To get files res.00 and res.01 I used following commands:
cat src.00 | sort > res.00
cat src.01 | sort > res.01
On the other hand when I sort the source files with following locales set:
The res.00 and res.01 generated with same procedure as above will differ. Is it expected?
Version-Release number of selected component (if applicable):
Created attachment 1087965 [details]
Second source file
Hope I'll make it more clear:
I don't expect result files to be equal being sorted with different locales set, but I would expect it to be sorted into same result while processed under specific locales
I am not able to reproduce it with coreutils-8.24-4.fc24.x86_64 and cs_CZ.utf8. Please attach also the output of sort you are getting in both of the cases.
Created attachment 1087967 [details]
Not matching res.00 (doesn't match with res.01) cz_CS.utf-8 set
Created attachment 1087969 [details]
Not matching res.01 (doesn't match with res.00) cz_CS.utf-8 set
Created attachment 1087971 [details]
matching res.00 (with LC_ALL=C set)
res.00 and res.01 doesn't match. These are results of sort run with cs_CZ.utf-8 being set as stated above.
res.00.C is result being created by sort run with
cat src.00 | sort > res.00.C
(res.00.C and res.01.C matched so I didn't upload the identical matching file res.01.C)
The attached output looks broken to me. Do you have valid locale data installed?
Please paste output of the following commands:
rpm -q glibc-common
rpm -V glibc-common
I have just reproduced it on a rawhide machine. It happened only if unavailable locales were requested (like the incorrectly spelled cz_CS.utf-8 string you use somewhere in this bug report). After upgrading my rawhide machine, the issue went away. I guess it was glibc update what fixed it, will try to confirm.
Anyway, we should consider an explicit fallback to POSIX locales in case the requested locales are not available as Pádraig suggests in bug #1270480 comment #8.
Unfortunately, a downgrade of glibc did not reintroduce the issue.

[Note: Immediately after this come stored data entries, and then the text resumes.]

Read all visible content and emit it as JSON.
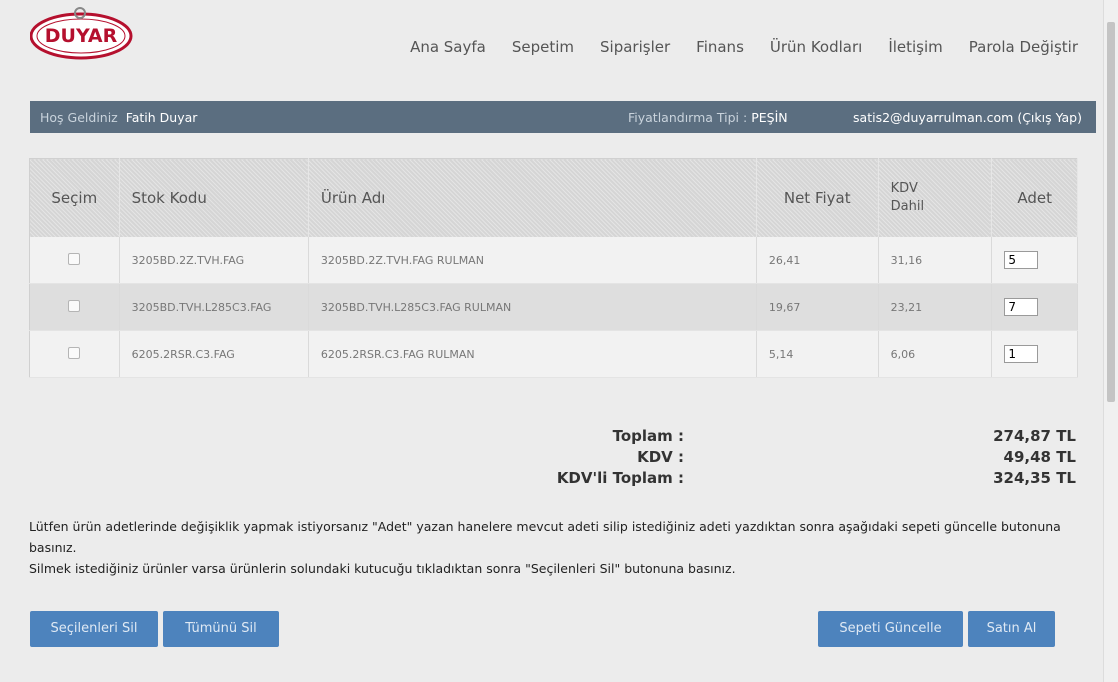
{
  "logo": {
    "text": "DUYAR"
  },
  "nav": {
    "items": [
      "Ana Sayfa",
      "Sepetim",
      "Siparişler",
      "Finans",
      "Ürün Kodları",
      "İletişim",
      "Parola Değiştir"
    ]
  },
  "infobar": {
    "welcome_label": "Hoş Geldiniz",
    "user_name": "Fatih Duyar",
    "pricing_label": "Fiyatlandırma Tipi :",
    "pricing_value": "PEŞİN",
    "account": "satis2@duyarrulman.com (Çıkış Yap)"
  },
  "table": {
    "headers": {
      "select": "Seçim",
      "stock_code": "Stok Kodu",
      "product_name": "Ürün Adı",
      "net_price": "Net Fiyat",
      "vat_incl_1": "KDV",
      "vat_incl_2": "Dahil",
      "quantity": "Adet"
    },
    "rows": [
      {
        "stock_code": "3205BD.2Z.TVH.FAG",
        "product_name": "3205BD.2Z.TVH.FAG RULMAN",
        "net_price": "26,41",
        "vat_incl": "31,16",
        "quantity": "5",
        "checked": false
      },
      {
        "stock_code": "3205BD.TVH.L285C3.FAG",
        "product_name": "3205BD.TVH.L285C3.FAG RULMAN",
        "net_price": "19,67",
        "vat_incl": "23,21",
        "quantity": "7",
        "checked": false
      },
      {
        "stock_code": "6205.2RSR.C3.FAG",
        "product_name": "6205.2RSR.C3.FAG RULMAN",
        "net_price": "5,14",
        "vat_incl": "6,06",
        "quantity": "1",
        "checked": false
      }
    ]
  },
  "totals": {
    "subtotal_label": "Toplam :",
    "subtotal_value": "274,87 TL",
    "vat_label": "KDV :",
    "vat_value": "49,48 TL",
    "total_label": "KDV'li Toplam :",
    "total_value": "324,35 TL"
  },
  "note": {
    "line1": "Lütfen ürün adetlerinde değişiklik yapmak istiyorsanız \"Adet\" yazan hanelere mevcut adeti silip istediğiniz adeti yazdıktan sonra aşağıdaki sepeti güncelle butonuna basınız.",
    "line2": "Silmek istediğiniz ürünler varsa ürünlerin solundaki kutucuğu tıkladıktan sonra \"Seçilenleri Sil\" butonuna basınız."
  },
  "buttons": {
    "delete_selected": "Seçilenleri Sil",
    "delete_all": "Tümünü Sil",
    "update_cart": "Sepeti Güncelle",
    "buy": "Satın Al"
  },
  "colors": {
    "infobar_bg": "#5b6e80",
    "button_bg": "#4d83bd",
    "logo_red": "#b5102e"
  }
}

It could be that it happens only if the process generating locale-archive crashes during the installation of glibc (bug #1270480 comment #7), which I failed to reproduce either.

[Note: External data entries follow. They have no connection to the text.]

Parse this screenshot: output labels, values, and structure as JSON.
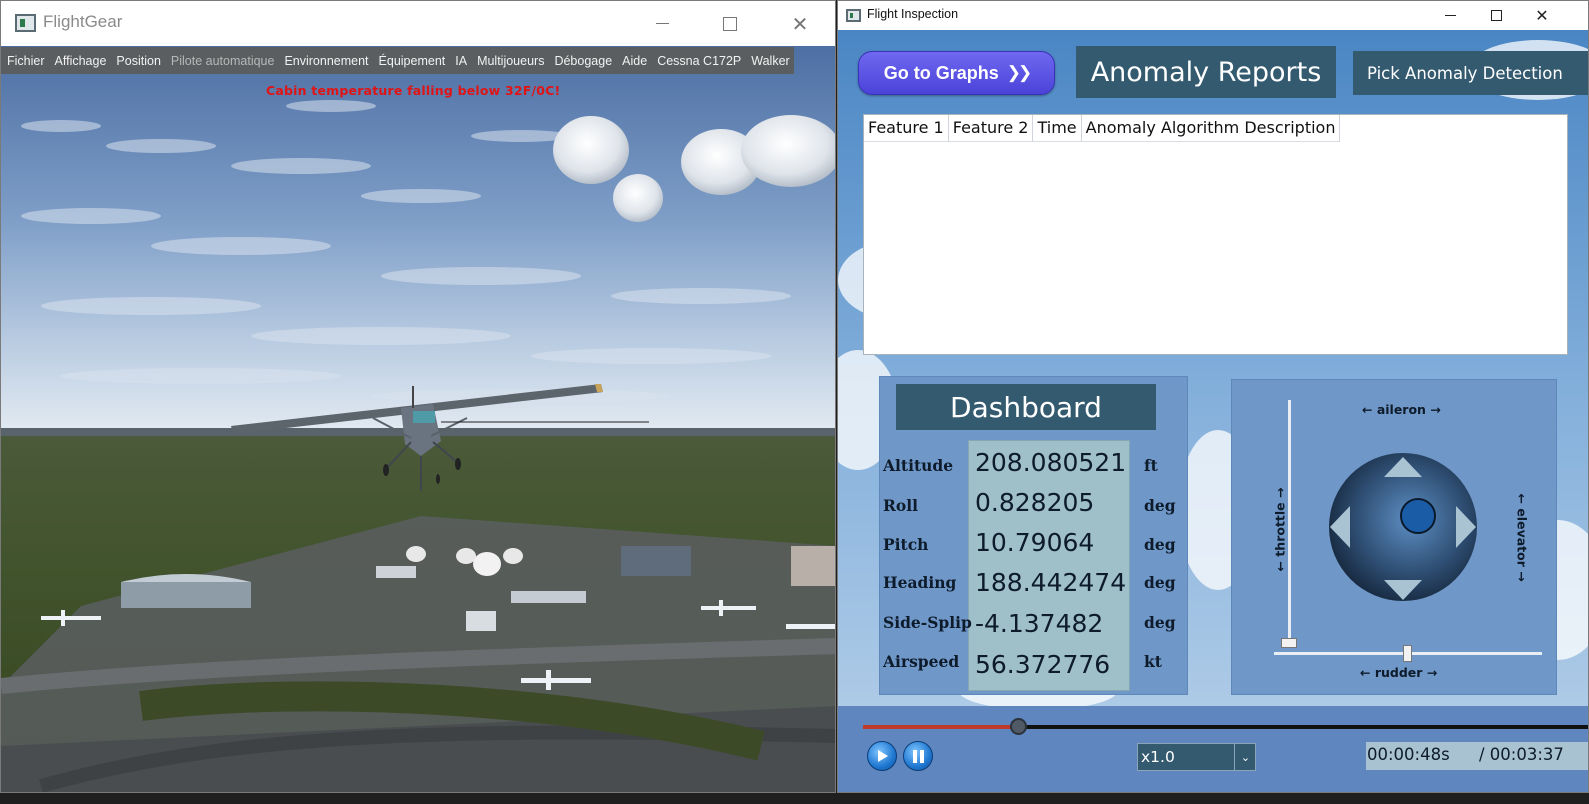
{
  "flightgear": {
    "title": "FlightGear",
    "menu": [
      {
        "label": "Fichier",
        "enabled": true
      },
      {
        "label": "Affichage",
        "enabled": true
      },
      {
        "label": "Position",
        "enabled": true
      },
      {
        "label": "Pilote automatique",
        "enabled": false
      },
      {
        "label": "Environnement",
        "enabled": true
      },
      {
        "label": "Équipement",
        "enabled": true
      },
      {
        "label": "IA",
        "enabled": true
      },
      {
        "label": "Multijoueurs",
        "enabled": true
      },
      {
        "label": "Débogage",
        "enabled": true
      },
      {
        "label": "Aide",
        "enabled": true
      },
      {
        "label": "Cessna C172P",
        "enabled": true
      },
      {
        "label": "Walker",
        "enabled": true
      }
    ],
    "warning": "Cabin temperature falling below 32F/0C!",
    "warning_color": "#e01414"
  },
  "inspection": {
    "title": "Flight Inspection",
    "go_graphs_label": "Go to Graphs",
    "go_graphs_icon": "double-chevron-right-icon",
    "anomaly_header": "Anomaly Reports",
    "pick_anomaly_label": "Pick Anomaly Detection",
    "table_headers": [
      "Feature 1",
      "Feature 2",
      "Time",
      "Anomaly Algorithm Description"
    ],
    "table_rows": [],
    "dashboard": {
      "title": "Dashboard",
      "rows": [
        {
          "label": "Altitude",
          "value": "208.080521",
          "unit": "ft"
        },
        {
          "label": "Roll",
          "value": "0.828205",
          "unit": "deg"
        },
        {
          "label": "Pitch",
          "value": "10.79064",
          "unit": "deg"
        },
        {
          "label": "Heading",
          "value": "188.442474",
          "unit": "deg"
        },
        {
          "label": "Side-Splip",
          "value": "-4.137482",
          "unit": "deg"
        },
        {
          "label": "Airspeed",
          "value": "56.372776",
          "unit": "kt"
        }
      ]
    },
    "joystick": {
      "aileron_label": "← aileron →",
      "elevator_label": "← elevator →",
      "throttle_label": "← throttle →",
      "rudder_label": "← rudder →",
      "throttle_level": 0.0,
      "rudder_level": 0.5
    },
    "playback": {
      "progress": 0.215,
      "speed": "x1.0",
      "current_time": "00:00:48s",
      "total_time": "/ 00:03:37",
      "play_icon": "play-icon",
      "pause_icon": "pause-icon"
    },
    "colors": {
      "header_bg": "#345a70",
      "panel_bg": "#6f97c8",
      "button_primary": "#5a52e6",
      "progress": "#c0392b"
    }
  }
}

Please update glibc\* packages to the latest available version and check whether this bug is still reproducible.
Maybe this is the recent issue with cs_CZ I analyzed at:
Re falling back to "C" upon setlocale() failure.
That's what we do, but this is silent.
We really should be bleating for sort(1) at least.

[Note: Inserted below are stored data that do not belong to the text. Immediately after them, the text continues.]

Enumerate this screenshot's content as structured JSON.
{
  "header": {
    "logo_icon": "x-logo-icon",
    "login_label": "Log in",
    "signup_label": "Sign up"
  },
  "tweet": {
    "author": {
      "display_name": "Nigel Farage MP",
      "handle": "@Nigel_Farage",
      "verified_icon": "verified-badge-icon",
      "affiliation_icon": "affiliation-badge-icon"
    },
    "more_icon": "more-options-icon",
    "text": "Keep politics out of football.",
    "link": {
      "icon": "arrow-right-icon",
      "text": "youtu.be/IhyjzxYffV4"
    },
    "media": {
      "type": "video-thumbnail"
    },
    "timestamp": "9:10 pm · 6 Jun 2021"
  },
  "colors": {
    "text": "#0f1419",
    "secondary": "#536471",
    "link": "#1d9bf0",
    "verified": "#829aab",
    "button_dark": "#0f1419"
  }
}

[root@frawhide ~]# rpm -q glibc-common
[root@frawhide ~]# rpm -V glibc-common; echo $?
The typo in locale name (utf8 -> utf-8) was only in my answers (and bug description) but not in my system settings. The only relevant and correct names are in comment #1. My apologies for any confusion in this matter.
Perhaps you've found yet another way how to reproduce the bug...
I'm going to try reproduce it with updated glibc (if any update available) as requested
After update to glibc-common-2.22.90-13 the bug is gone.
(Accidentally closed this bug. Letting maintainers to decide its fate...)
While I couldn't find the commit fixing the bug in fedora, I'm fairly sure this is the bug mentioned in comment #12
I came to the same conclusion...Andreas (on the SUSE bz) also notes this should be fixed by a glibc patch...
Actually I don't see an update for this issue in F23, so reassigning component.
This is to track the backport of this to F23:
Fixed in f23. Waiting for final builds before bodhi.
glibc-2.22-5.fc23 has been submitted as an update to Fedora 23. https://bodhi.fedoraproject.org/updates/FEDORA-2015-4563ef63aa
glibc-2.22-5.fc23 has been pushed to the Fedora 23 testing repository. If problems still persist, please make note of it in this bug report.
If you want to test the update, you can install it with
$ su -c 'dnf --enablerepo=updates-testing update glibc'
You can provide feedback for this update here: https://bodhi.fedoraproject.org/updates/FEDORA-2015-4563ef63aa
*** Bug 1269895 has been marked as a duplicate of this bug. ***
I'm just curious, have we installed test-case for this issue? I mean
something like: 'assert(strcoll("cx", "ch") < 0)' in cs_CZ?
glibc now has:
glibc-2.22-5.fc23 has been pushed to the Fedora 23 stable repository. If problems still persist, please make note of it in this bug report.